1 min read

Valuing Comments and Their Authors

For the most part, comments have been a value-add on this site. There have only been a handful of commenters that I’ve had to block – using Disqus and Akismet has helped me limit the more obvious spam.

The other day, a comment was left here that I have been thinking about. I ultimately blocked it due to the language used by the commenter (the comment argued some of my thoughts, but the words used were unacceptable).

I’ve long-felt the right strategy to monetize a media site is to provide the content for free with a premium (for-pay) discussion / community area. This would accomplish a few things:

  • Validate content. Users who pay to discuss topics make the site / content legitimate.
  • Limit spam. Users would only be able to comment if they subscribe to / purchase the premium service. (Known users would likely spam less.)
  • Ensure productivity.
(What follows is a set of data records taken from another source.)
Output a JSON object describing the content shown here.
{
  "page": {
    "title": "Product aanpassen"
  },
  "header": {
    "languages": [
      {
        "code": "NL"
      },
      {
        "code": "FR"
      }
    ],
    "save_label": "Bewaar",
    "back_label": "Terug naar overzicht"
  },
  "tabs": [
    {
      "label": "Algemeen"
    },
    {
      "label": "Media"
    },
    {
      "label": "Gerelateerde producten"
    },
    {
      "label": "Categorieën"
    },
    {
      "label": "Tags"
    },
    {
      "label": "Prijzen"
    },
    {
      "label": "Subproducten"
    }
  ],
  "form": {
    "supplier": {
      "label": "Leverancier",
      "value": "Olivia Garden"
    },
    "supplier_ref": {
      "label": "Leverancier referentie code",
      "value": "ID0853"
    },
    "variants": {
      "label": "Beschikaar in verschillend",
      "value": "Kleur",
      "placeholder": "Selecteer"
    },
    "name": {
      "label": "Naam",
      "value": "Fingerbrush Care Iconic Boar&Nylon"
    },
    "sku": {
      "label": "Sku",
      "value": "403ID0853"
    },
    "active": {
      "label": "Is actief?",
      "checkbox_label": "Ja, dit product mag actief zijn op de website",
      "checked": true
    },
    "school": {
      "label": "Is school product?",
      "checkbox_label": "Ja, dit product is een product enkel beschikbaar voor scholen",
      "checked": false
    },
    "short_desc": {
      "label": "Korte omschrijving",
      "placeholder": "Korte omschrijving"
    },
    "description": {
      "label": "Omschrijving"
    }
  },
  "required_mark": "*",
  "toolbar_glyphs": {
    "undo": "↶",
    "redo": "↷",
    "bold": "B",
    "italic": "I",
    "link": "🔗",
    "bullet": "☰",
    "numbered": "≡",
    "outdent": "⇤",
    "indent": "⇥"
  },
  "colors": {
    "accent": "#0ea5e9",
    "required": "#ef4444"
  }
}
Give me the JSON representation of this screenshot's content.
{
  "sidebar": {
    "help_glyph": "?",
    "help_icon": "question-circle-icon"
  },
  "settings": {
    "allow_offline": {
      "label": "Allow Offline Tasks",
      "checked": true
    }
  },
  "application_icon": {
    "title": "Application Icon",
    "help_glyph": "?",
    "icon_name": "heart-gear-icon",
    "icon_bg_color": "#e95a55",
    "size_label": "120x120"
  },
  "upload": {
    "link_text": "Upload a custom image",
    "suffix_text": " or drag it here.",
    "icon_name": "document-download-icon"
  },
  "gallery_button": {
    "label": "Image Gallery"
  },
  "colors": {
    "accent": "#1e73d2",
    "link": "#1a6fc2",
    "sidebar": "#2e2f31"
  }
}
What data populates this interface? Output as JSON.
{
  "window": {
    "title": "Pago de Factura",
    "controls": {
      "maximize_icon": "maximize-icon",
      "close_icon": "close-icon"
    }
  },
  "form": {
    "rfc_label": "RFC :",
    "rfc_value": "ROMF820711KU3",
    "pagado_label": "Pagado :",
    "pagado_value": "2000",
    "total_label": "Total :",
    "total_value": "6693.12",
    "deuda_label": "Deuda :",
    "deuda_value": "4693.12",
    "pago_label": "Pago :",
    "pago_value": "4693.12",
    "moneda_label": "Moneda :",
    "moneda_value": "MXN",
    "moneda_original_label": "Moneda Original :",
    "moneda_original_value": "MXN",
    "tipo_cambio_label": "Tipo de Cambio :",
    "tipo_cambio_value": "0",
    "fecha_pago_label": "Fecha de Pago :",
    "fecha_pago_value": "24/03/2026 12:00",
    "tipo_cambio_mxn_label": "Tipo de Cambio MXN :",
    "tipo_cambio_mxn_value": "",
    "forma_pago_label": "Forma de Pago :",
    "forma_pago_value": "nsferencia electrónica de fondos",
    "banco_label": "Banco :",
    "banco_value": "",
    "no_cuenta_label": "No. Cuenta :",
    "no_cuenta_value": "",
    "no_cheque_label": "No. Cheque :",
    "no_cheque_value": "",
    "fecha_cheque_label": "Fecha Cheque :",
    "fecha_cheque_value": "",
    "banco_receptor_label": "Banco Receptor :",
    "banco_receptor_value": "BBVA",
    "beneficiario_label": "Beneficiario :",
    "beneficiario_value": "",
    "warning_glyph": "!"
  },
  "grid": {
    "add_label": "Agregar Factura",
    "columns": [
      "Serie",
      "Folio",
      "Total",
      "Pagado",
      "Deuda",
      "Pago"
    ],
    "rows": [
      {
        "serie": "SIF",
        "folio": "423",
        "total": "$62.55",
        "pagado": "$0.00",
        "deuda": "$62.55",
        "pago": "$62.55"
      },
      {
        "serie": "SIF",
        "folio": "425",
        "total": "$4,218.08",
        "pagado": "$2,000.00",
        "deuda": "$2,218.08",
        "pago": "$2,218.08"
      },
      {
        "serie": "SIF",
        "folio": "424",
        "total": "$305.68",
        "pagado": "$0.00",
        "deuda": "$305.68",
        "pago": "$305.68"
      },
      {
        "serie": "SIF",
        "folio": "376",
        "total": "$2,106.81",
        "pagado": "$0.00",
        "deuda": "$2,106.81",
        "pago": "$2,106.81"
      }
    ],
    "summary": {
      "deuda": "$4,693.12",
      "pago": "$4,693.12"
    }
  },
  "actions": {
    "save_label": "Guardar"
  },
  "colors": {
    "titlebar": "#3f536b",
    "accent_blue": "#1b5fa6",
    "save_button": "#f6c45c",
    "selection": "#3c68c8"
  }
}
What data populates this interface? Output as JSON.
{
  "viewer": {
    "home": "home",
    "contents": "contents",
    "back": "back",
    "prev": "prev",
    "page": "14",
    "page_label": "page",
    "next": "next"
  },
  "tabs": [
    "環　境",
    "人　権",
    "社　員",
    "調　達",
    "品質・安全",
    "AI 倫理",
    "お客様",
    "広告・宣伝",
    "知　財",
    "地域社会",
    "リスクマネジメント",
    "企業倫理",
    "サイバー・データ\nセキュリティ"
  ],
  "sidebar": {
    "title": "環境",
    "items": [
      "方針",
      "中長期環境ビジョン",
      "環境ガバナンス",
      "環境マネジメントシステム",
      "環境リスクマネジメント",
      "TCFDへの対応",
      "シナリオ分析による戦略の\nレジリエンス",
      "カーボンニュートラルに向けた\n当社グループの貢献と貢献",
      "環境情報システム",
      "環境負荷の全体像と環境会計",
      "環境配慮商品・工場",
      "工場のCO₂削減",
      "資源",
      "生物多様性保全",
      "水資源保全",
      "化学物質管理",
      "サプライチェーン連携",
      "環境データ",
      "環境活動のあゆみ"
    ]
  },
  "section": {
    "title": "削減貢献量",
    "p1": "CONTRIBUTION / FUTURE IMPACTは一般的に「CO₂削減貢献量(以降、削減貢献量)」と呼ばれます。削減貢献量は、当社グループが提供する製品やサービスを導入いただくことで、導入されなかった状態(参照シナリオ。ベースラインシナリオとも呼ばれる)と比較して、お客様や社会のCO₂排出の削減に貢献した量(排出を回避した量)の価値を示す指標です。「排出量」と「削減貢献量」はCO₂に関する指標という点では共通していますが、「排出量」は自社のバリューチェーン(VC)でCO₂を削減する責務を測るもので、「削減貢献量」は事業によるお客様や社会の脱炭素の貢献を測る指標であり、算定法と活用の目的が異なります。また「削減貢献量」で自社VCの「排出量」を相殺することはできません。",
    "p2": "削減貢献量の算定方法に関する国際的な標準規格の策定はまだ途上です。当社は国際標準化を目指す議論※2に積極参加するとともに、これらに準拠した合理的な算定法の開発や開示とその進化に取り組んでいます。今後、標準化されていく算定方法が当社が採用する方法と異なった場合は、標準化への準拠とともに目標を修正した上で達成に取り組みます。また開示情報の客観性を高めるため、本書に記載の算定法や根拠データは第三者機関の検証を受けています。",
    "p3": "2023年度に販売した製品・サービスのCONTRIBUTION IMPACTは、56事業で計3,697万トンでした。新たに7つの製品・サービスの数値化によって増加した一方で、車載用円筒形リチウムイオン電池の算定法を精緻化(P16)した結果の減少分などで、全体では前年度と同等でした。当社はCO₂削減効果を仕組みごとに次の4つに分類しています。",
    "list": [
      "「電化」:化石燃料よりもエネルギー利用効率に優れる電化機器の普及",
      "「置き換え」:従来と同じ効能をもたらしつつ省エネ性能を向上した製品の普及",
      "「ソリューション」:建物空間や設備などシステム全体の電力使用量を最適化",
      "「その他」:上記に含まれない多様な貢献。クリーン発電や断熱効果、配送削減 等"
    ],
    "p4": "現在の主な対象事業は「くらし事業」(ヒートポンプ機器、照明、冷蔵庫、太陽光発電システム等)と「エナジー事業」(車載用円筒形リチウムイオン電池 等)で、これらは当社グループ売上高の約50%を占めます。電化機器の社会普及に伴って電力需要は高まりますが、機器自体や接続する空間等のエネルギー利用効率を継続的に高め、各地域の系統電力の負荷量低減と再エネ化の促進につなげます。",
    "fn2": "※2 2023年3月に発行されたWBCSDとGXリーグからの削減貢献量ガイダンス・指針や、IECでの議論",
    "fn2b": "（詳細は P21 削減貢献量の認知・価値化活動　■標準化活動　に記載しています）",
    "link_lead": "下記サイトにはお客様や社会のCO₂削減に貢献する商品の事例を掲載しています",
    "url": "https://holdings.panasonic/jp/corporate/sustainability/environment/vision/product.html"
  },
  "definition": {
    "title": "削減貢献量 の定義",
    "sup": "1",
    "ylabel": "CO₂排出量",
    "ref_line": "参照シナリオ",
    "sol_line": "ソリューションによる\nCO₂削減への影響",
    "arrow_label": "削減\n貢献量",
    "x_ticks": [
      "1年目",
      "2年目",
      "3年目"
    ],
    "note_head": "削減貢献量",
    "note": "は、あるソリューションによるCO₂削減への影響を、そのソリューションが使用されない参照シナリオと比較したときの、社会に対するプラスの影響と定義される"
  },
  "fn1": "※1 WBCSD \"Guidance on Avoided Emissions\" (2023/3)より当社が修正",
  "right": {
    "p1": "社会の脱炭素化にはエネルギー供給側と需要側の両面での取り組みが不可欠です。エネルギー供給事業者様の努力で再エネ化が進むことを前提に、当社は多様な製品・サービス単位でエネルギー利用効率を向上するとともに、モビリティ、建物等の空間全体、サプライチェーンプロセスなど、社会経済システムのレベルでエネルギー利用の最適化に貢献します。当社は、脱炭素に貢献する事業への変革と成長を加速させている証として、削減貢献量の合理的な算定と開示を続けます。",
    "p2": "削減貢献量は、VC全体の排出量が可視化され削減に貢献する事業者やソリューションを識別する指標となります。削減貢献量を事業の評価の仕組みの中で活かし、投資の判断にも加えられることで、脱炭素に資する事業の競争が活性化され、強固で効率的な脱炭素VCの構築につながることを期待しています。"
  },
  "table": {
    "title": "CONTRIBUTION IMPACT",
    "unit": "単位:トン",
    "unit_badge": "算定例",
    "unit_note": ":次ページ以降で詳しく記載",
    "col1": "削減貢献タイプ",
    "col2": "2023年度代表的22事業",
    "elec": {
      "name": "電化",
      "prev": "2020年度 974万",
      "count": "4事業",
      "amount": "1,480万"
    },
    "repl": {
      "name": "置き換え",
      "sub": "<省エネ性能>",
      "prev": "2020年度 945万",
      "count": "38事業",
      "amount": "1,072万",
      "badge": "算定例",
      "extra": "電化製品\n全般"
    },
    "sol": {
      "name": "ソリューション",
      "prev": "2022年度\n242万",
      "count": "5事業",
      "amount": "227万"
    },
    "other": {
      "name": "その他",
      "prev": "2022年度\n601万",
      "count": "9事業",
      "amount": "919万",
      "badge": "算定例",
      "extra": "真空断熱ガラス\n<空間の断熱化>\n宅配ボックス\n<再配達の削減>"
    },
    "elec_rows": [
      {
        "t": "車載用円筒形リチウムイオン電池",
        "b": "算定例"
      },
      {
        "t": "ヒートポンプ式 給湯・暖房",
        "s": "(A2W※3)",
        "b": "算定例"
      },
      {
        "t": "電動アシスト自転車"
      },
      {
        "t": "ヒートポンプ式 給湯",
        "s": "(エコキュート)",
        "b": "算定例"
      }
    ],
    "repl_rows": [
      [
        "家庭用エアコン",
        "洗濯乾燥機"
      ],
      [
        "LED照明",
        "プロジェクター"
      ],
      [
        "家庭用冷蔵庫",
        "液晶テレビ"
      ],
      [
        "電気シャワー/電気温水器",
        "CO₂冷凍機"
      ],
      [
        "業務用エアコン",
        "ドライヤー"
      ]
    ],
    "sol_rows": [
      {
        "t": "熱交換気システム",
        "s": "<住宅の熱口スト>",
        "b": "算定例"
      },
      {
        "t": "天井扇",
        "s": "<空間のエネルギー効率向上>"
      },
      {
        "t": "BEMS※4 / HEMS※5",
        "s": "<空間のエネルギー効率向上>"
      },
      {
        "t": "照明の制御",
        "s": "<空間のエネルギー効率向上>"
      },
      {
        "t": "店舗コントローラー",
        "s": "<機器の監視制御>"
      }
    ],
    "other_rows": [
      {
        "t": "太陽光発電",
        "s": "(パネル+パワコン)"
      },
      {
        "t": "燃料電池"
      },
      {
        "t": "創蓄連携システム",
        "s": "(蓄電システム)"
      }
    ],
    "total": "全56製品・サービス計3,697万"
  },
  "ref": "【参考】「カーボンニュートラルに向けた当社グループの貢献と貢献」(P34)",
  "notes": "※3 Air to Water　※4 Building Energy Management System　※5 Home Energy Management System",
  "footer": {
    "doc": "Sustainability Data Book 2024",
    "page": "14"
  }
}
Sites who create “community paywalls” will be focused less on administering the site and more on creating value for their community.

After running this site for a few years, I can certainly appreciate the challenges with this approach. Still, I think it’s the right, long-term strategy for any community looking to make money from their site.

The biggest challenge I’ve seen with this approach is around the subjectivity of accepting comments. Even with a commenting / interactive guideline, there are some reactions that would be seen as unacceptable – how do you manage the discussion without limiting the voice of your community?

Back to the spammed comments here. In general, I let all thoughts and contributions flow through. That’s part of the fun and enjoyment of putting a site / content together.

Those visitors who use comments as a means to personally attack others, though, are removed as quickly as possible. Yes, this can be subjective. However, it’s how I’d treat any ‘real-life’ conversation.